Brain structural features with functional priori to classify Parkinson's disease and multiple system atrophy using diagnostic MRI.
Authors
Affiliations (7)
Affiliations (7)
- School of Mathematical Sciences, The Clinical Hospital of Chengdu Brain Science Institute, University of Electronic Science and Technology of China, Chengdu, 611731, P.R. China.
- Department of Neurology, Sichuan Provincial People's Hospital, Sichuan Academy of Medical Science, University of Electronic Science and Technology of China, Chengdu, China.
- The Clinical Hospital of Chengdu Brain Science Institute, School of Life Science and Technology, University of Electronic Science and Technology of China, Chengdu, 610054, P.R. China.
- School of Mathematical Sciences, The Clinical Hospital of Chengdu Brain Science Institute, University of Electronic Science and Technology of China, Chengdu, 611731, P.R. China. [email protected].
- The Southwest Hospital, Third Military Medical University, Chongqing, 400038, P.R. China. [email protected].
- The Clinical Hospital of Chengdu Brain Science Institute, School of Life Science and Technology, University of Electronic Science and Technology of China, Chengdu, 610054, P.R. China. [email protected].
- School of Mathematical Sciences, The Clinical Hospital of Chengdu Brain Science Institute, University of Electronic Science and Technology of China, Chengdu, 611731, P.R. China. [email protected].
Abstract
Clinical two-dimensional (2D) MRI data has seen limited application in the early diagnosis of Parkinson's disease (PD) and multiple system atrophy (MSA) due to quality limitations, yet its diagnostic and therapeutic potential remains underexplored.

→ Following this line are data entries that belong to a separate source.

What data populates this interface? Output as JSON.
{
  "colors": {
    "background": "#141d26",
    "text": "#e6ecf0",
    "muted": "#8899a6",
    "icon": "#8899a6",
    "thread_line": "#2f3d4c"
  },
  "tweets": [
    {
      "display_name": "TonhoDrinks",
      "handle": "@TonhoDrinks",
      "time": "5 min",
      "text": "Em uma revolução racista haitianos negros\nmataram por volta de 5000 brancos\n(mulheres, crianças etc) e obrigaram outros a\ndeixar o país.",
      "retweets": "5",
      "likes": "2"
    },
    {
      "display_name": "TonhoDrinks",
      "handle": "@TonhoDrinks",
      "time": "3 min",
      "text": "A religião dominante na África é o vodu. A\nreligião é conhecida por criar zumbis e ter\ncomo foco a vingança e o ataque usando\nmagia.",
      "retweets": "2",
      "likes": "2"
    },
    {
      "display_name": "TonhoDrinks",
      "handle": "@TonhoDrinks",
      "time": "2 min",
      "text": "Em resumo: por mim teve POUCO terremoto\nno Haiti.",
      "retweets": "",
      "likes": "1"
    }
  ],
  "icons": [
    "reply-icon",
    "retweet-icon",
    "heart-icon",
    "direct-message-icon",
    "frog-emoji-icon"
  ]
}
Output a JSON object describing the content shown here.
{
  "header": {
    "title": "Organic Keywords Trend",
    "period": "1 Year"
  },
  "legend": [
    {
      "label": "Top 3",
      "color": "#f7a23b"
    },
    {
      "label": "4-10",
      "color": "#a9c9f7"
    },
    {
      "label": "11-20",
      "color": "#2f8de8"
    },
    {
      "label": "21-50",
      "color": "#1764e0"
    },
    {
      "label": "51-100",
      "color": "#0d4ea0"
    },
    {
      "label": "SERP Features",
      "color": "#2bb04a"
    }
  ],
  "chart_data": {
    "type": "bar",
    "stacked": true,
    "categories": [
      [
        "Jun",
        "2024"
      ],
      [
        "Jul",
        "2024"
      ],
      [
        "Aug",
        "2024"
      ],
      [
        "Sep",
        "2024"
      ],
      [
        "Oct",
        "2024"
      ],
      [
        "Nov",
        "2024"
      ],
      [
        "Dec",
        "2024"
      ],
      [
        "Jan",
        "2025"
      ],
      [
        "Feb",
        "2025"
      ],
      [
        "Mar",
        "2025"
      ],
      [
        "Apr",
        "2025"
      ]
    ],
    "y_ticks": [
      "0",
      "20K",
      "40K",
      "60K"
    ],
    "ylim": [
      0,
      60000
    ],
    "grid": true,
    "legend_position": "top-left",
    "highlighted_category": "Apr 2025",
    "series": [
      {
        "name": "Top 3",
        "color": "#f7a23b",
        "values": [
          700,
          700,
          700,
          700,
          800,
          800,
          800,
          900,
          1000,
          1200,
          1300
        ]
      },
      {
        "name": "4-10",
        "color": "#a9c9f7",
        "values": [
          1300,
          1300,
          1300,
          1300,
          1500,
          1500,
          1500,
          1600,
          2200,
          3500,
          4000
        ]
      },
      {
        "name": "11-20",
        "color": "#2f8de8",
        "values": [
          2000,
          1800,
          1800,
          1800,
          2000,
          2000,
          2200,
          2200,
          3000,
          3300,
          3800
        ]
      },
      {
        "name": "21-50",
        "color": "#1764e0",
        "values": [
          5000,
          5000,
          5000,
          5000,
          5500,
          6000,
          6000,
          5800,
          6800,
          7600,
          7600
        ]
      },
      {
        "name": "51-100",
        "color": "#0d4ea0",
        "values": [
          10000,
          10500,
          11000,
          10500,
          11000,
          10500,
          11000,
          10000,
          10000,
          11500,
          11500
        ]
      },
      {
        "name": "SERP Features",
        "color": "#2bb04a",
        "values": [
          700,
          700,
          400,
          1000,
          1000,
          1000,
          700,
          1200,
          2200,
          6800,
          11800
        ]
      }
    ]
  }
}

This study presents a novel machine learning framework using reconstructed clinical images to accurately distinguish PD from MSA and identify disease-specific neuroimaging biomarkers. The structure constrained super-resolution network (SCSRN) algorithm was employed to reconstruct clinical 2D MRI data for 56 PD and 58 MSA patients. Features were derived from a functional template, and hierarchical SHAP-based feature selection improved model accuracy and interpretability. In the test set, the Extra Trees and logistic regression models based on the functional template demonstrated an improved accuracy rate of 95.65% and an AUC of 99%. The positive and negative impacts of various features predicting PD and MSA were clarified, with larger fourth ventricular and smaller brainstem volumes being most significant. The proposed framework provides new insights into the comprehensive utilization of clinical 2D MRI images to explore underlying neuroimaging biomarkers that can distinguish between PD and MSA, highlighting disease-specific alterations in brain morphology observed in these conditions.